UN3091 - Lithium-metal primary cells and batteries shipped with or in equipment.
UN3480 - Lithium-ion rechargeable cells and batteries.
UN3481 - Lithium-ion rechargeable cells and batteries shipped with or in equipment.
UN3496 - Nickel-Metal Hydride rechargeable cells and batteries (When shipping >100kg by Ocean Freight)

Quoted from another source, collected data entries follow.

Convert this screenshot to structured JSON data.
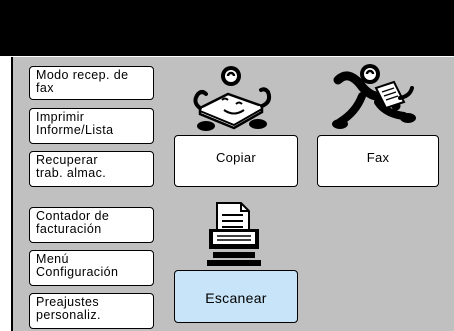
{
  "side_menu": {
    "items": [
      {
        "label": "Modo recep. de\nfax"
      },
      {
        "label": "Imprimir\nInforme/Lista"
      },
      {
        "label": "Recuperar\ntrab. almac."
      },
      {
        "label": "Contador de\nfacturación"
      },
      {
        "label": "Menú\nConfiguración"
      },
      {
        "label": "Preajustes\npersonaliz."
      }
    ]
  },
  "functions": {
    "copy": {
      "label": "Copiar",
      "icon": "copier-character-icon"
    },
    "fax": {
      "label": "Fax",
      "icon": "running-fax-character-icon"
    },
    "scan": {
      "label": "Escanear",
      "icon": "scanner-computer-icon",
      "selected": true
    }
  },
  "colors": {
    "header": "#000000",
    "panel": "#c0c0c0",
    "button": "#ffffff",
    "selected_button": "#c8e4f8"
  }
}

UN 38.3 Tests: In order to offer for transport in passenger and cargo aircraft, lithium-metal primary cells and batteries and lithium-ion rechargeable cells and batteries must comply with Packing Instructions 965 through 970 (as applicable) in The ICAO Technical Instructions "Recommendations on the Transport of Dangerous Goods Manual of Tests and Criteria". These packing instructions includes mandatory provisions for the testing of lithium metal and lithium-ion cells and batteries (Sub-section 38.3). (See the UN38.3 Lithium Tests Rev. 5 PDF in "Battery Shipping Regulations" under the "Resources" button.)
Vent: A safety device built into almost all cells designed to release internal pressure in the case of overcharge, over temperature and other abuses. The vent will preclude rupture or disassembly.
Venting: The release of excessive internal pressure from a cell or battery in a manner intended by design to preclude rupture or disassembly. Venting may also release electrolyte.
Watt-hours: A cell or battery’s nominal voltage multiplied by it’s rated capacity in amp-hours.